Spaniards brought the first slaves to North America from Sierra Leone. Through the 18th century, the trade thrived all across Africa, with Europeans and Brazilians handling the distribution to the Western Hemisphere. Because Britain was opposed to slavery, many blacks in the United States were loyal to Britain in the Revolutionary War. When that war ended, 400 such loyalists were evacuated to London, and 2,000 were "rewarded" with mostly barren land in Nova Scotia. Life was so harsh there that many died. In fact, prior to that time, Britain had used exile in Nova Scotia as punishment for the Maroons, runaway slaves who rebelled against British rule in Jamaica. In order to relocate all its troublesome freed slaves once and for all, Britain established Freetown in 1787.
The Allstars' music integrates their country's historically diverse cultural traditions into what U.S. audiences most likely will register as an "Afro-Caribbean" sound. Black Nature's periodic overlay of raps, in the Sierra Leonean creole called Krio, French and English, make that sound as contemporary as an urban street corner.
Koroma's lyrics also update reggae's traditional politics by globalizing it. His favorite song, he says, is the album's title track, which captures the plight of refugees the world over with lines like, "You will be confronted by strange dialects / You will be fed unusual diets." "Weapon Conflict" is a parable of collateral damage: "When two elephants are fighting / the grass they will suffer." "Akera Ka Abonshor" ("message to the family") could be addressed to the family of humanity: "Because we were born in the same land / we should have one voice and be united / Let us progress so we can look to the future / Let us drop our fighting because we know what war can do."

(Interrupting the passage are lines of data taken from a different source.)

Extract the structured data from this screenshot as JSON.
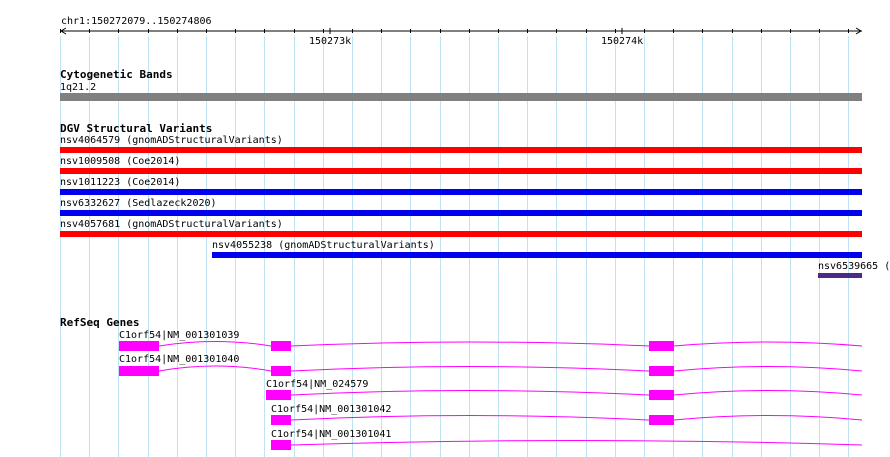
{
  "ruler": {
    "location": "chr1:150272079..150274806",
    "ticks": [
      "150273k",
      "150274k"
    ]
  },
  "tracks": {
    "cytoband": {
      "title": "Cytogenetic Bands",
      "band_label": "1q21.2",
      "band_color": "#808080"
    },
    "dgv": {
      "title": "DGV Structural Variants",
      "colors": {
        "red": "#ff0000",
        "blue": "#0000ee",
        "purple": "#4b2a8a"
      },
      "features": [
        {
          "label": "nsv4064579 (gnomADStructuralVariants)",
          "color": "#ff0000"
        },
        {
          "label": "nsv1009508 (Coe2014)",
          "color": "#ff0000"
        },
        {
          "label": "nsv1011223 (Coe2014)",
          "color": "#0000ee"
        },
        {
          "label": "nsv6332627 (Sedlazeck2020)",
          "color": "#0000ee"
        },
        {
          "label": "nsv4057681 (gnomADStructuralVariants)",
          "color": "#ff0000"
        },
        {
          "label": "nsv4055238 (gnomADStructuralVariants)",
          "color": "#0000ee"
        },
        {
          "label": "nsv6539665 (",
          "color": "#4b2a8a"
        }
      ]
    },
    "refseq": {
      "title": "RefSeq Genes",
      "exon_color": "#ff00ff",
      "transcripts": [
        {
          "label": "C1orf54|NM_001301039"
        },
        {
          "label": "C1orf54|NM_001301040"
        },
        {
          "label": "C1orf54|NM_024579"
        },
        {
          "label": "C1orf54|NM_001301042"
        },
        {
          "label": "C1orf54|NM_001301041"
        }
      ]
    }
  }
}
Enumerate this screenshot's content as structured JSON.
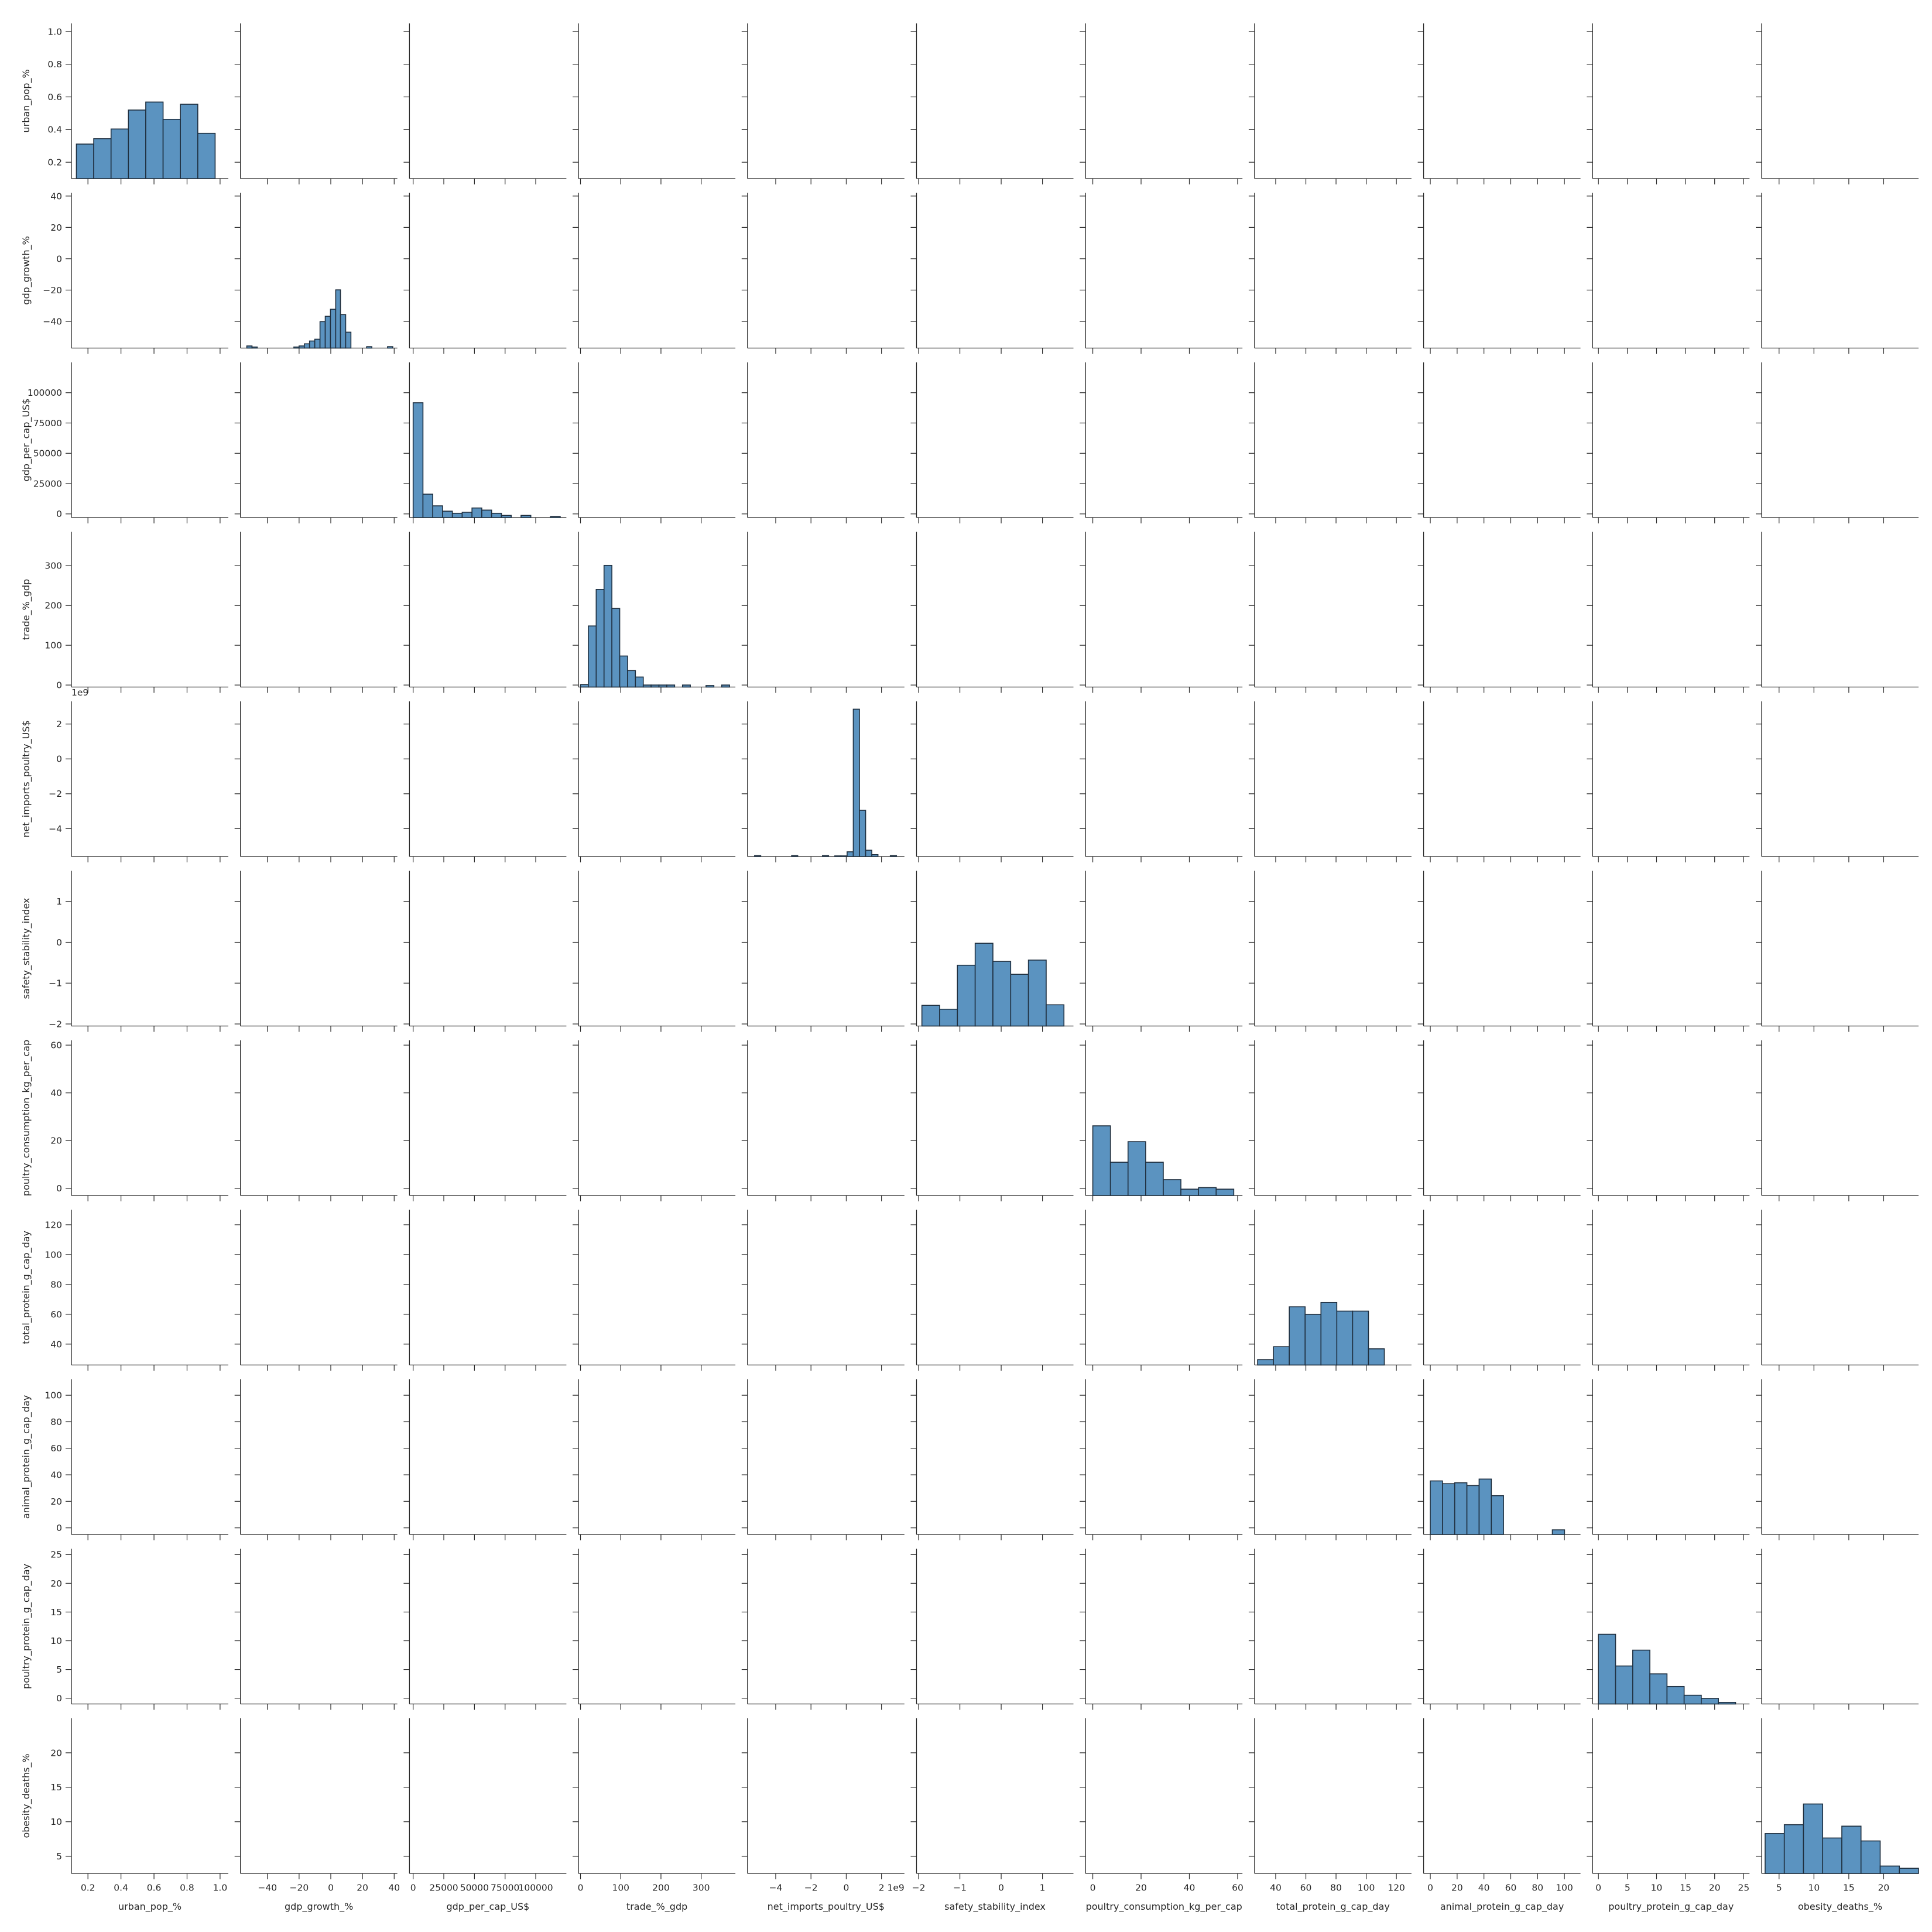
{
  "chart_data": {
    "type": "pairplot",
    "diag_kind": "histogram",
    "bar_color": "#5b93c0",
    "edge_color": "#1f2f3f",
    "variables": [
      {
        "name": "urban_pop_%",
        "range": [
          0.1,
          1.05
        ],
        "ticks": [
          0.2,
          0.4,
          0.6,
          0.8,
          1.0
        ],
        "tick_labels": [
          "0.2",
          "0.4",
          "0.6",
          "0.8",
          "1.0"
        ],
        "bins": [
          0.13,
          0.235,
          0.34,
          0.445,
          0.55,
          0.655,
          0.76,
          0.865,
          0.97
        ],
        "hist": [
          0.16,
          0.185,
          0.23,
          0.318,
          0.355,
          0.275,
          0.345,
          0.21
        ],
        "hist_ylim": [
          0,
          0.72
        ]
      },
      {
        "name": "gdp_growth_%",
        "range": [
          -57,
          42
        ],
        "ticks": [
          -40,
          -20,
          0,
          20,
          40
        ],
        "tick_labels": [
          "−40",
          "−20",
          "0",
          "20",
          "40"
        ],
        "bins": [
          -53,
          -49.7,
          -46.4,
          -43.1,
          -39.8,
          -36.5,
          -33.2,
          -29.9,
          -26.6,
          -23.3,
          -20,
          -16.7,
          -13.4,
          -10.1,
          -6.8,
          -3.5,
          -0.2,
          3.1,
          6.1,
          9.4,
          12.7,
          16,
          19.3,
          22.6,
          25.9,
          29.2,
          32.5,
          35.8,
          39.1
        ],
        "hist": [
          0.006,
          0.003,
          0,
          0,
          0,
          0,
          0,
          0,
          0,
          0.003,
          0.006,
          0.012,
          0.02,
          0.025,
          0.075,
          0.09,
          0.11,
          0.165,
          0.095,
          0.045,
          0,
          0,
          0,
          0.004,
          0,
          0,
          0,
          0.004
        ],
        "hist_ylim": [
          0,
          0.44
        ]
      },
      {
        "name": "gdp_per_cap_US$",
        "range": [
          -3000,
          125000
        ],
        "ticks": [
          0,
          25000,
          50000,
          75000,
          100000
        ],
        "tick_labels": [
          "0",
          "25000",
          "50000",
          "75000",
          "100000"
        ],
        "bins": [
          0,
          8000,
          16000,
          24000,
          32000,
          40000,
          48000,
          56000,
          64000,
          72000,
          80000,
          88000,
          96000,
          104000,
          112000,
          120000
        ],
        "hist": [
          0.54,
          0.11,
          0.055,
          0.03,
          0.02,
          0.025,
          0.045,
          0.035,
          0.02,
          0.01,
          0,
          0.01,
          0,
          0,
          0.005
        ],
        "hist_ylim": [
          0,
          0.73
        ]
      },
      {
        "name": "trade_%_gdp",
        "range": [
          -5,
          385
        ],
        "ticks": [
          0,
          100,
          200,
          300
        ],
        "tick_labels": [
          "0",
          "100",
          "200",
          "300"
        ],
        "bins": [
          0,
          19.5,
          39,
          58.5,
          78,
          97.5,
          117,
          136.5,
          156,
          175.5,
          195,
          214.5,
          234,
          253.5,
          273,
          292.5,
          312,
          331.5,
          351,
          370.5
        ],
        "hist": [
          0.005,
          0.122,
          0.195,
          0.243,
          0.157,
          0.062,
          0.033,
          0.02,
          0.004,
          0.004,
          0.004,
          0.004,
          0,
          0.004,
          0,
          0,
          0.003,
          0,
          0.004
        ],
        "hist_ylim": [
          0,
          0.31
        ]
      },
      {
        "name": "net_imports_poultry_US$",
        "range": [
          -5600000000.0,
          3300000000.0
        ],
        "ticks": [
          -4000000000.0,
          -2000000000.0,
          0,
          2000000000.0
        ],
        "tick_labels": [
          "−4",
          "−2",
          "0",
          "2"
        ],
        "offset_label": "1e9",
        "bins": [
          -5200000000.0,
          -4850000000.0,
          -4500000000.0,
          -4150000000.0,
          -3800000000.0,
          -3450000000.0,
          -3100000000.0,
          -2750000000.0,
          -2400000000.0,
          -2050000000.0,
          -1700000000.0,
          -1350000000.0,
          -1000000000.0,
          -650000000.0,
          -300000000.0,
          50000000.0,
          400000000.0,
          750000000.0,
          1100000000.0,
          1450000000.0,
          1800000000.0,
          2150000000.0,
          2500000000.0,
          2850000000.0
        ],
        "hist": [
          0.006,
          0,
          0,
          0,
          0,
          0,
          0.006,
          0,
          0,
          0,
          0,
          0.006,
          0,
          0.004,
          0.004,
          0.03,
          0.94,
          0.295,
          0.04,
          0.012,
          0,
          0,
          0.006
        ],
        "hist_ylim": [
          0,
          0.99
        ]
      },
      {
        "name": "safety_stability_index",
        "range": [
          -2.05,
          1.75
        ],
        "ticks": [
          -2,
          -1,
          0,
          1
        ],
        "tick_labels": [
          "−2",
          "−1",
          "0",
          "1"
        ],
        "bins": [
          -1.92,
          -1.49,
          -1.06,
          -0.63,
          -0.2,
          0.23,
          0.66,
          1.09,
          1.52
        ],
        "hist": [
          0.08,
          0.065,
          0.235,
          0.32,
          0.25,
          0.2,
          0.255,
          0.082
        ],
        "hist_ylim": [
          0,
          0.6
        ]
      },
      {
        "name": "poultry_consumption_kg_per_cap",
        "range": [
          -3,
          62
        ],
        "ticks": [
          0,
          20,
          40,
          60
        ],
        "tick_labels": [
          "0",
          "20",
          "40",
          "60"
        ],
        "bins": [
          0,
          7.3,
          14.6,
          21.9,
          29.2,
          36.5,
          43.8,
          51.1,
          58.4
        ],
        "hist": [
          0.44,
          0.21,
          0.34,
          0.21,
          0.1,
          0.04,
          0.05,
          0.04
        ],
        "hist_ylim": [
          0,
          0.98
        ]
      },
      {
        "name": "total_protein_g_cap_day",
        "range": [
          26,
          130
        ],
        "ticks": [
          40,
          60,
          80,
          100,
          120
        ],
        "tick_labels": [
          "40",
          "60",
          "80",
          "100",
          "120"
        ],
        "bins": [
          28,
          38.5,
          49,
          59.5,
          70,
          80.5,
          91,
          101.5,
          112,
          122.5
        ],
        "hist": [
          0.025,
          0.085,
          0.27,
          0.235,
          0.29,
          0.25,
          0.25,
          0.075,
          0
        ],
        "hist_ylim": [
          0,
          0.72
        ]
      },
      {
        "name": "animal_protein_g_cap_day",
        "range": [
          -5,
          112
        ],
        "ticks": [
          0,
          20,
          40,
          60,
          80,
          100
        ],
        "tick_labels": [
          "0",
          "20",
          "40",
          "60",
          "80",
          "100"
        ],
        "bins": [
          0,
          9.1,
          18.2,
          27.3,
          36.4,
          45.5,
          54.6,
          63.7,
          72.8,
          81.9,
          91,
          100.1
        ],
        "hist": [
          0.29,
          0.275,
          0.28,
          0.265,
          0.3,
          0.21,
          0.0,
          0.0,
          0.0,
          0.0,
          0.025
        ],
        "hist_ylim": [
          0,
          0.84
        ]
      },
      {
        "name": "poultry_protein_g_cap_day",
        "range": [
          -1,
          26
        ],
        "ticks": [
          0,
          5,
          10,
          15,
          20,
          25
        ],
        "tick_labels": [
          "0",
          "5",
          "10",
          "15",
          "20",
          "25"
        ],
        "bins": [
          0,
          2.95,
          5.9,
          8.85,
          11.8,
          14.75,
          17.7,
          20.65,
          23.6
        ],
        "hist": [
          0.44,
          0.24,
          0.34,
          0.19,
          0.11,
          0.055,
          0.035,
          0.01
        ],
        "hist_ylim": [
          0,
          0.98
        ]
      },
      {
        "name": "obesity_deaths_%",
        "range": [
          2.5,
          25
        ],
        "ticks": [
          5,
          10,
          15,
          20
        ],
        "tick_labels": [
          "5",
          "10",
          "15",
          "20"
        ],
        "bins": [
          3,
          5.75,
          8.5,
          11.25,
          14,
          16.75,
          19.5,
          22.25,
          25
        ],
        "hist": [
          0.27,
          0.33,
          0.47,
          0.24,
          0.32,
          0.22,
          0.05,
          0.035
        ],
        "hist_ylim": [
          0,
          1.05
        ]
      }
    ]
  }
}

Koroma's impressions of the United States are generous. "I just keep on admiring the nice work, the good people," he says, "but I know it's not magic, it's hard, hard work. Americans are hard-working."
Having begun the band's career touring Guinean refugee camps to provide healing music and dancing, he has some additional hopes for the band's current tour, beyond generating record sales and tour income to sustain "the family." His message to the world: "Let us try to solve our problems without fighting. Man is the most intelligent animal. We shouldn't behave like beasts. We should be able to use our brains to solve problems."
And for Tucsonans, he has this tip: "If they come, they will get what they want: good music!"